私がお店から出る時に舞子が心配そうに駆け寄ってきた。私はまだ仕事が残ってるからと言って残念そうな顔を作った。上司から仕事のラインが来てるので嘘ではないのだけどそれは本心ではない。正直に理由を言えば角が立ちそうだったから逃げた。みんなのことは嫌いじゃない。むしろ好きだ。だけど、今じゃない。今楽しめる余裕がない。

三条大橋から鴨川に降りた。一杯で火照った肌を摩る初夏の晩の鴨川のひんやりとした空気は心地いい。まだ宵も間もないから橋の下で外国人がマンドリンを弾き語り、川沿いにはカップルらが等間隔で座り、川床では宴もたけな様子であった。ここを一人で闊歩しているとそれらの喧騒も遠のいてただの背景に成り下がる。
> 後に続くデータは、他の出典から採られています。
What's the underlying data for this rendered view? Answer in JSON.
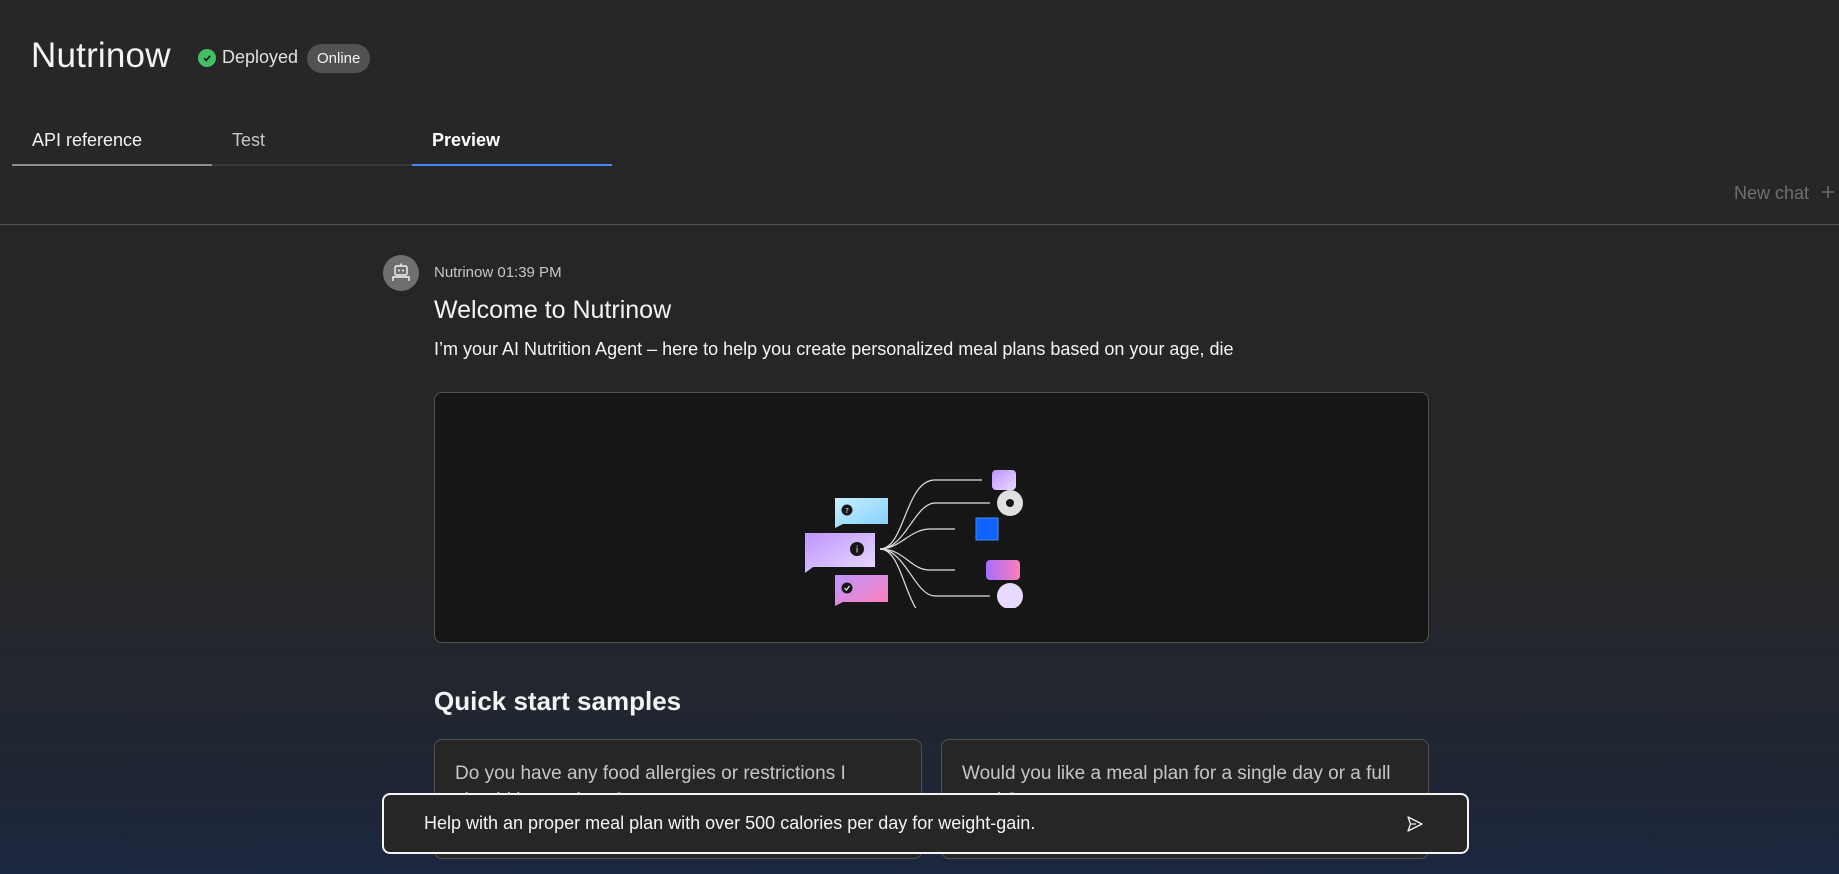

いつも思うのだけど、酒が焦燥感を忘れさせてくれるだけで心地よい飲み会なんてない。経験談なんて酸っぱいし、自己主張が多い話は胃がもたれるし、思い出話を肴にしても腹は満たされない。大事な時間は酒のない席で味わいたい。もうちょっと後になったら、何年後になるかわからないけど仕事が落ち着いたら、舞子とケーキでも食べに行きたいって気持ちは確かにある。


だから、私はあいつとは違う。


一度だけ彼と話したことがあった。炎色反応の実験の時だった。彼は打ち上げ花火が好きらしかった。綺麗だよねと私が言うと、それよりも爽快だって被せた。彼が昔に住んでいた地域は三尺玉が上がる花火大会があるそうだ。それは大きな音で弾け、空一面に光を広げ、観客に興奮を届けた後、煙ったい臭いと夜よりも濃い灰を海上に漂わせる。数ヶ月も緻密に計算されて造られた玉が数秒で灰と化すその切なさが爽快と説かれた。彩り鮮やかに輝く光よりも灰に魅力を感じるなんて厭世的に他ならない。

大学時代にfacebookで彼の写真を見かけたけど、私たちに見せたことのない笑顔をしていた。その満たされた表情は私に寂しさを感じさせた。高校時代、露骨に私たちを馬鹿にすることはしなかったけど彼の心の中ではそれはあったに違いない。


今日、私はあいつを問い詰めるつもりでいた。


あの時の君は助けを求めていたんだろって、自分の居場所がここじゃないって叫んでいたんだろって、自分ではどうしようもできない無力さに押しつぶされそうだったんだろって、漠然とした何かに対する反抗からテストを丸めてゴミ箱に捨てたんだろって。

「君は自分を認められないダサい奴だった」って最後に吐き捨ててやる予定だった。


そんなことを考えていた1時間前が馬鹿馬鹿しい。よくよく考えると彼が同窓会になんて来るはずがない。


五条大橋を渡っている途中に恍惚と輝く月に気づいた。その光は京都の澄んだ空気の中を一直線に進み私に届いた。私は思わずスマホのカメラを向けた。しかし、画面越しに映る月にどうしようもない嫌悪感を抱いた。だから、スマホを鴨川へ投げた。